There Be Dragons
First the bad news, for adolescent viewers, anyway: there don't be any dragons. Not the leathery-winged kind, at least. The title refers to a medieval map-making custom of inscribing the warning "Hic Sunt Dracones" on unexplored regions. In this case the warning refers to the unexplored regions of the psyche, where destructive emotions may lurk.
The film shows us the early life of Josemaria Escriva (1902-1975), recently canonized a saint by the Roman Catholic Church and best known as the founder of the organization Opus Dei. Escriva had an original, yet simple, idea: that a Christian can follow the path of holiness while living and working in the secular world. Of course, Christians have been shunning the world to live a life of radical dedication to Christ ever since St. Anthony of the desert. But, Escriva reasoned, Christ himself spent many years working in a carpenter's shop, while living in a village alongside ordinary people. Why can't Christians do the same?

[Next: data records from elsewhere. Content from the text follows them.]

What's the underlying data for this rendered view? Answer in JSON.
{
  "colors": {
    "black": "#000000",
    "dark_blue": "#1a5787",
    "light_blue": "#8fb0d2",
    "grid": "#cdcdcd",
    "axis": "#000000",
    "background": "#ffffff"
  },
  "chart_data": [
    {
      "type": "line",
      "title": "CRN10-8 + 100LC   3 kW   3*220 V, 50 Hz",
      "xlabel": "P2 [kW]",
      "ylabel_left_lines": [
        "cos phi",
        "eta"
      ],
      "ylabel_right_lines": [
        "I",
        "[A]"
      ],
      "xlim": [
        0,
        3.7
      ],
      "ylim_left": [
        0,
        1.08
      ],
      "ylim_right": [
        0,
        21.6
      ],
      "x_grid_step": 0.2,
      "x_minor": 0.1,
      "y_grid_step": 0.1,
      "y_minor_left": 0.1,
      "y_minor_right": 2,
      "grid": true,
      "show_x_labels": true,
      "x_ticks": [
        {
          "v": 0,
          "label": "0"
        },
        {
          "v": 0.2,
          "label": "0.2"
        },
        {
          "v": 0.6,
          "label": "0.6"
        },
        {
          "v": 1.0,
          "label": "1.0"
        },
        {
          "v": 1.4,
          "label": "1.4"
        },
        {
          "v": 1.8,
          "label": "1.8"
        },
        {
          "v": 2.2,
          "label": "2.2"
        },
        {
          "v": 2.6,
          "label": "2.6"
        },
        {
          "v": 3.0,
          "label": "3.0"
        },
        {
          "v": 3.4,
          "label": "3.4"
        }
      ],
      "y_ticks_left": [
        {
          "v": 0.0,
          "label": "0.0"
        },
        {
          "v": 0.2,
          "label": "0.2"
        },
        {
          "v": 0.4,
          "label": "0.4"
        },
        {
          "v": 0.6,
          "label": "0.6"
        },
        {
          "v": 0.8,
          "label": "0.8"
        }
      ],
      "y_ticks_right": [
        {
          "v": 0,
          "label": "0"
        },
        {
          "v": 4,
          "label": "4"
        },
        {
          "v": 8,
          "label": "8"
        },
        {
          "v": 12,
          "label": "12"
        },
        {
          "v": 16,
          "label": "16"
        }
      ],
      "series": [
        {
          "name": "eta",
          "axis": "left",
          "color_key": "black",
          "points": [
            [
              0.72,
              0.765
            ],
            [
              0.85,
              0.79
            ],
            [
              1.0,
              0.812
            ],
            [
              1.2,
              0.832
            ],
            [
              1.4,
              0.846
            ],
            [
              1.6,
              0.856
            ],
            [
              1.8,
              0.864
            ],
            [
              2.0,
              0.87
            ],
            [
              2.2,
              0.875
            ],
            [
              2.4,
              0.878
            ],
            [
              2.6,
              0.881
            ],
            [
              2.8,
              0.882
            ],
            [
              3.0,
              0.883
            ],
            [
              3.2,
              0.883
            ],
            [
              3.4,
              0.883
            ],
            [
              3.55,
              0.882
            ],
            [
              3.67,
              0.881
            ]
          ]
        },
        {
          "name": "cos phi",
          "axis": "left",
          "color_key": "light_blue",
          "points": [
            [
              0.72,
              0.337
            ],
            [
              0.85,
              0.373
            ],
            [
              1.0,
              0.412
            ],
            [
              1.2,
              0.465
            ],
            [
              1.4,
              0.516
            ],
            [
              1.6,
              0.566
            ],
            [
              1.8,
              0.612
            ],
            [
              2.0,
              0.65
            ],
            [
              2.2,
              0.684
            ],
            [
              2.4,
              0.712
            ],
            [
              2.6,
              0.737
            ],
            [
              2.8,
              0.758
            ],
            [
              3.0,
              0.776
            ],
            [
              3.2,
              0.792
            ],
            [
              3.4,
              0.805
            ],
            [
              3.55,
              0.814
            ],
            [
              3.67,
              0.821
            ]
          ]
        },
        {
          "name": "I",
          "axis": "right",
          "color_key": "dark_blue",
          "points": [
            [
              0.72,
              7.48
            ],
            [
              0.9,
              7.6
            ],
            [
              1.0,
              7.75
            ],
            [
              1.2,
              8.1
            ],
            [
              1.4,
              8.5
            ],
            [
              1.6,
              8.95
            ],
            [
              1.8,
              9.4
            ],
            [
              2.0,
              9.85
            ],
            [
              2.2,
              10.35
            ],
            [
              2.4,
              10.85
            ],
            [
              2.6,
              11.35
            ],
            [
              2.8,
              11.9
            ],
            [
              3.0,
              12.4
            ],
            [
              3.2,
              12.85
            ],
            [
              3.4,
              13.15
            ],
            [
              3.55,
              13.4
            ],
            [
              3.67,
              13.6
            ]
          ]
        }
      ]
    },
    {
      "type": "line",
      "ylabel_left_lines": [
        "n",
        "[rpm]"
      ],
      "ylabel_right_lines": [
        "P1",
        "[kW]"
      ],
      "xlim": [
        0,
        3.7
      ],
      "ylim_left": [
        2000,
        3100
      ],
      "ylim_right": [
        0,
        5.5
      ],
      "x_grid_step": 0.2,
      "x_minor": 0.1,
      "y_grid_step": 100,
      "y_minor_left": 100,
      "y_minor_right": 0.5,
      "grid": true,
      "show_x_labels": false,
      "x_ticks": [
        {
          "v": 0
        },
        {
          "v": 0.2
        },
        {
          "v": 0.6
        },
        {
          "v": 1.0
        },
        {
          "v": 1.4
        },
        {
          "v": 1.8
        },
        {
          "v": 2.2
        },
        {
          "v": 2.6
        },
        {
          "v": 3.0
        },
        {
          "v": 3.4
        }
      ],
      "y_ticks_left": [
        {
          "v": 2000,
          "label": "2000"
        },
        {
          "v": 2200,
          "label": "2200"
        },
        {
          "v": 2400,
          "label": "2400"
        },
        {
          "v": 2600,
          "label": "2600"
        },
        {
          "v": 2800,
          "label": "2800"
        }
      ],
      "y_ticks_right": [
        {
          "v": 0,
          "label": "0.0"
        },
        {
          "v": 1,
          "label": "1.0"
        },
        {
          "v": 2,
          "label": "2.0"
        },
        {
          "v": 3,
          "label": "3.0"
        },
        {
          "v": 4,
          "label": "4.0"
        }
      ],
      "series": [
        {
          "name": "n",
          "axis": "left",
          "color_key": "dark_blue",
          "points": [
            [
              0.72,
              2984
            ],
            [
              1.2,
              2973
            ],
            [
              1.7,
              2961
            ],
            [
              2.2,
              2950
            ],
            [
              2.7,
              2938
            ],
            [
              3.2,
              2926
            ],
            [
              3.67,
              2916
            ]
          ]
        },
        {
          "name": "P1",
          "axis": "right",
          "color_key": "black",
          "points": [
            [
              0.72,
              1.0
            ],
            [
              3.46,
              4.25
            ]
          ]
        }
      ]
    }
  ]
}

The idea sounds benign enough, but some view Opus Dei with suspicion. The last time it showed up in a major motion picture was in The Da Vinci Code (2006), represented by an albino monk and murderer. Opus Dei members adhere to traditional Christian beliefs, and are suspected of (according to Wikipedia) "alleged secretiveness, its recruiting methods, the alleged strict rules governing members, the practice by celibate members of mortification of the flesh, its alleged elitism and misogyny, the alleged right-leaning politics of most of its members, and the alleged participation by some in authoritarian or extreme right-wing governments, especially the Francoist Government of Spain."

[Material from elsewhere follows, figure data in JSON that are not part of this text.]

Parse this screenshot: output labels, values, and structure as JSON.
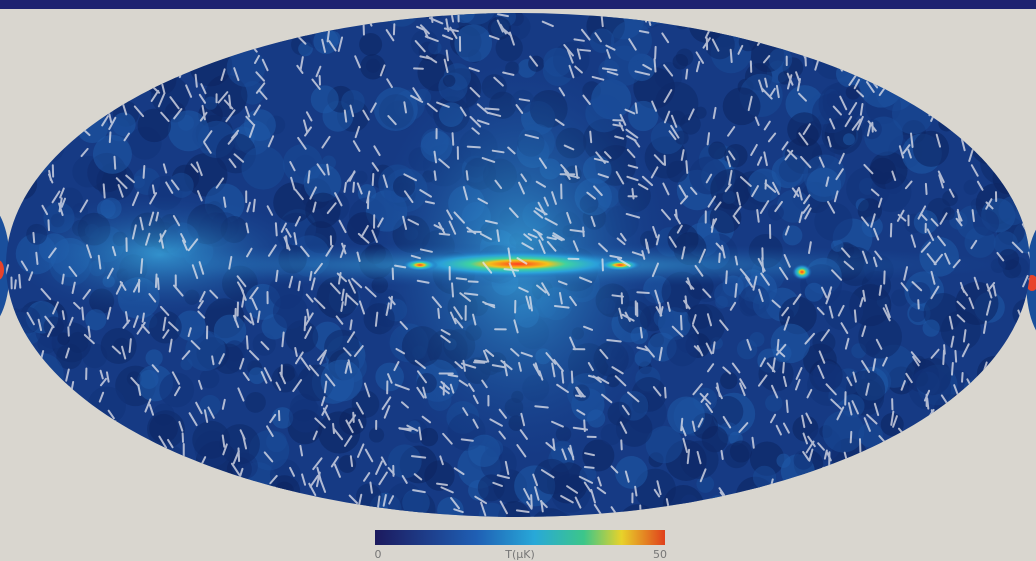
{
  "colorbar": {
    "min": 0,
    "label": "T(μK)",
    "max": 50
  }
}
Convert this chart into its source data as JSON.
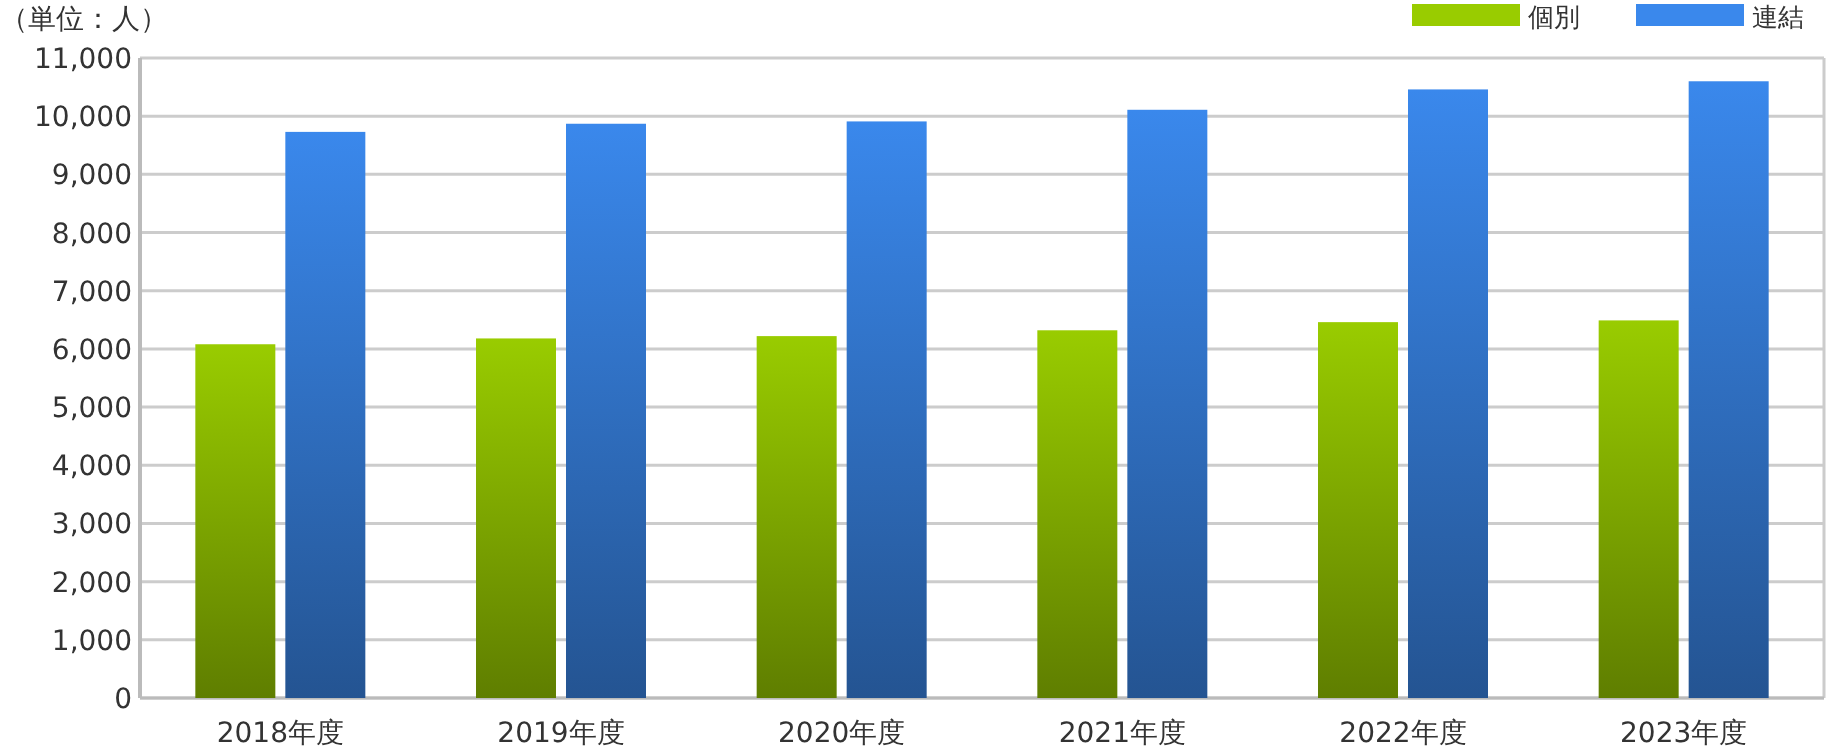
{
  "chart_data": {
    "type": "bar",
    "ylabel": "（単位：人）",
    "categories": [
      "2018年度",
      "2019年度",
      "2020年度",
      "2021年度",
      "2022年度",
      "2023年度"
    ],
    "series": [
      {
        "name": "個別",
        "color": "#99cc00",
        "values": [
          6080,
          6180,
          6220,
          6320,
          6460,
          6490
        ]
      },
      {
        "name": "連結",
        "color": "#3a88ec",
        "values": [
          9730,
          9870,
          9910,
          10110,
          10460,
          10600
        ]
      }
    ],
    "ylim": [
      0,
      11000
    ],
    "yticks": [
      0,
      {
        "value": 1000,
        "label": "1,000"
      },
      {
        "value": 2000,
        "label": "2,000"
      },
      {
        "value": 3000,
        "label": "3,000"
      },
      {
        "value": 4000,
        "label": "4,000"
      },
      {
        "value": 5000,
        "label": "5,000"
      },
      {
        "value": 6000,
        "label": "6,000"
      },
      {
        "value": 7000,
        "label": "7,000"
      },
      {
        "value": 8000,
        "label": "8,000"
      },
      {
        "value": 9000,
        "label": "9,000"
      },
      {
        "value": 10000,
        "label": "10,000"
      },
      {
        "value": 11000,
        "label": "11,000"
      }
    ],
    "grid": "y",
    "legend": "top right"
  }
}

But if you're assuming the dragons in this film relate to Escriva's dark side, you'd be surprised. There Be Dragons presents Escriva and his companions in a consistently positive light. They are unfailingly noble, courageous, self-sacrificial, and kind; and they are simply appealing, in terms of looking like a group of friends you'd enjoy hanging out with. Considering how many culture-war strikes there are against Opus Dei and its founder, that's surprising and refreshing. Dragons presents an interesting comparison with director Roland Joffe's excellent 1986 film, The Mission, in which 18th century Jesuits sought to protect South American Indians from Portuguese slave traders, a theme which was seen as friendly to left-wing Christianity and Liberation theology. That Joffe now presents Escriva and his Opus Dei as heroic is certainly intriguing.

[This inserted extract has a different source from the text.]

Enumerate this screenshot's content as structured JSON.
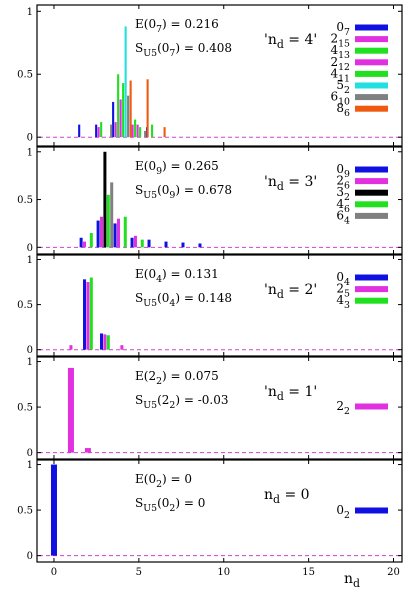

The story, set in Spain in the early 1900s, begins with Robert Torres, an author charged with preparing a biography of Escriva. In the course of research he learns, to his surprise, that his estranged father, Manolo, and Escriva were childhood friends. We return to that childhood, and see that Manolo's family is wealthy and proud, while Josemaria's is happy and loving. When Josemaria's family business fails, Manolo's dad forbids his son to see his friend any more, reinforcing the lesson with a beating. "He thought poverty was contagious," the now-aged Manolo explains in voiceover. Manolo conceives a deep envy for his friend. "My dad had more cars, houses, and money, but Josemaria had more dad." Manolo's father instructs him: "When push comes to shove, a man has only one duty: to choose the winning side."